I would, and have, called out both men and women to their face on issues of promiscuity. I don't mean passive aggressive quips. "What you are doing, I find disgusting and degrading." - "Random sex with a silly girl you met at a bar last night makes you look desperate and weak." This has resulted in the termination of friendships and, in one case, a received threat of violence.
I appreciate your quick resort to hypothetical child abuse and felonious assault, but I don't think any of what I wrote can be construed as me flinging a burden of mine onto society.

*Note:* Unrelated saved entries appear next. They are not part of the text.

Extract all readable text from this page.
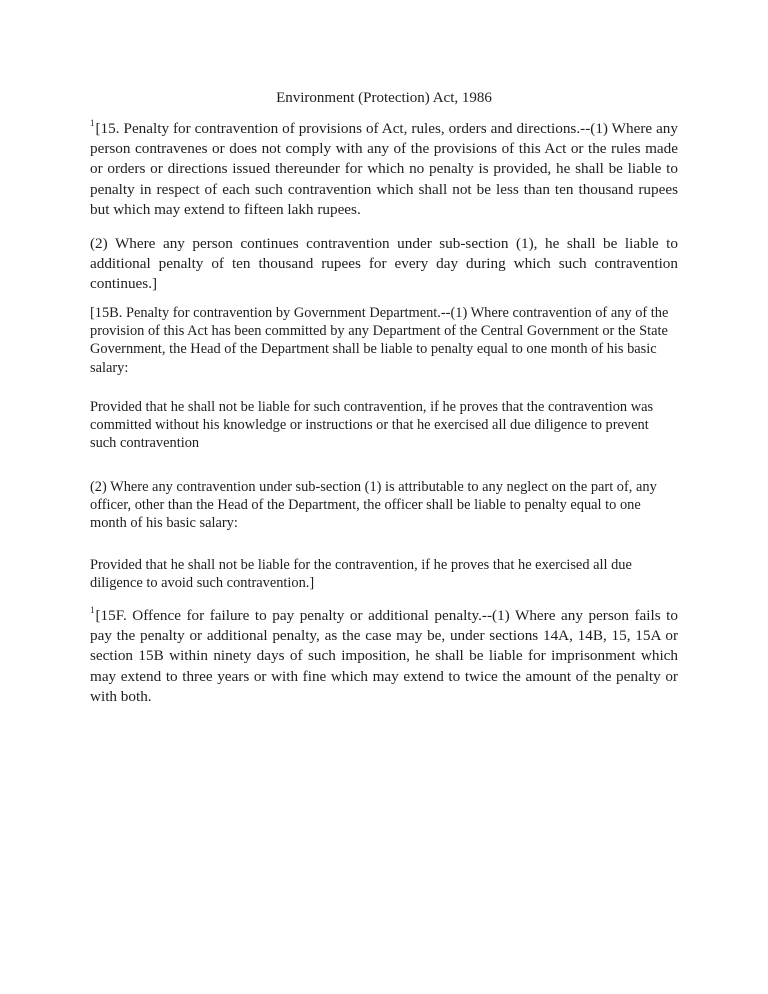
Environment (Protection) Act, 1986

$^1$[15. Penalty for contravention of provisions of Act, rules, orders and directions.--(1) Where any person contravenes or does not comply with any of the provisions of this Act or the rules made or orders or directions issued thereunder for which no penalty is provided, he shall be liable to penalty in respect of each such contravention which shall not be less than ten thousand rupees but which may extend to fifteen lakh rupees.

(2) Where any person continues contravention under sub-section (1), he shall be liable to additional penalty of ten thousand rupees for every day during which such contravention continues.]

[15B. Penalty for contravention by Government Department.--(1) Where contravention of any of the provision of this Act has been committed by any Department of the Central Government or the State Government, the Head of the Department shall be liable to penalty equal to one month of his basic salary:

Provided that he shall not be liable for such contravention, if he proves that the contravention was committed without his knowledge or instructions or that he exercised all due diligence to prevent such contravention

(2) Where any contravention under sub-section (1) is attributable to any neglect on the part of, any officer, other than the Head of the Department, the officer shall be liable to penalty equal to one month of his basic salary:

Provided that he shall not be liable for the contravention, if he proves that he exercised all due diligence to avoid such contravention.]

$^1$[15F. Offence for failure to pay penalty or additional penalty.--(1) Where any person fails to pay the penalty or additional penalty, as the case may be, under sections 14A, 14B, 15, 15A or section 15B within ninety days of such imposition, he shall be liable for imprisonment which may extend to three years or with fine which may extend to twice the amount of the penalty or with both.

Thank you for calling it a repressive sexual project. That is exactly what it is. Sexual gluttony should be viewed the same way gastronomic gluttony is viewed; with a recoiling disgust. I will add, as this was not clear in the original post, that I am equally against male promiscuity. The Andrew Tate's of the world that try to perform the mental gymnastics to square the double standard of "men can sleep around, woman cannot" not only fail in that task, but end up revealing their own lack of self-control, lack of adherence to higher principles and virtues, and high likelihood of defecting from a male group for their own selfish reasons. By their fruits. I am glad they are so open about it.
The Tate thesis, insofar as there is such a thing, is that its perfectly fine for you to know who he is, because he doesnt need your cooperation. Weve created a society where he can be rich just fine without being trustworthy. Hence also the islam thing - whether he personally would or could change his tune in a more traditional society remains in question of course, but he may well die before it comes to that.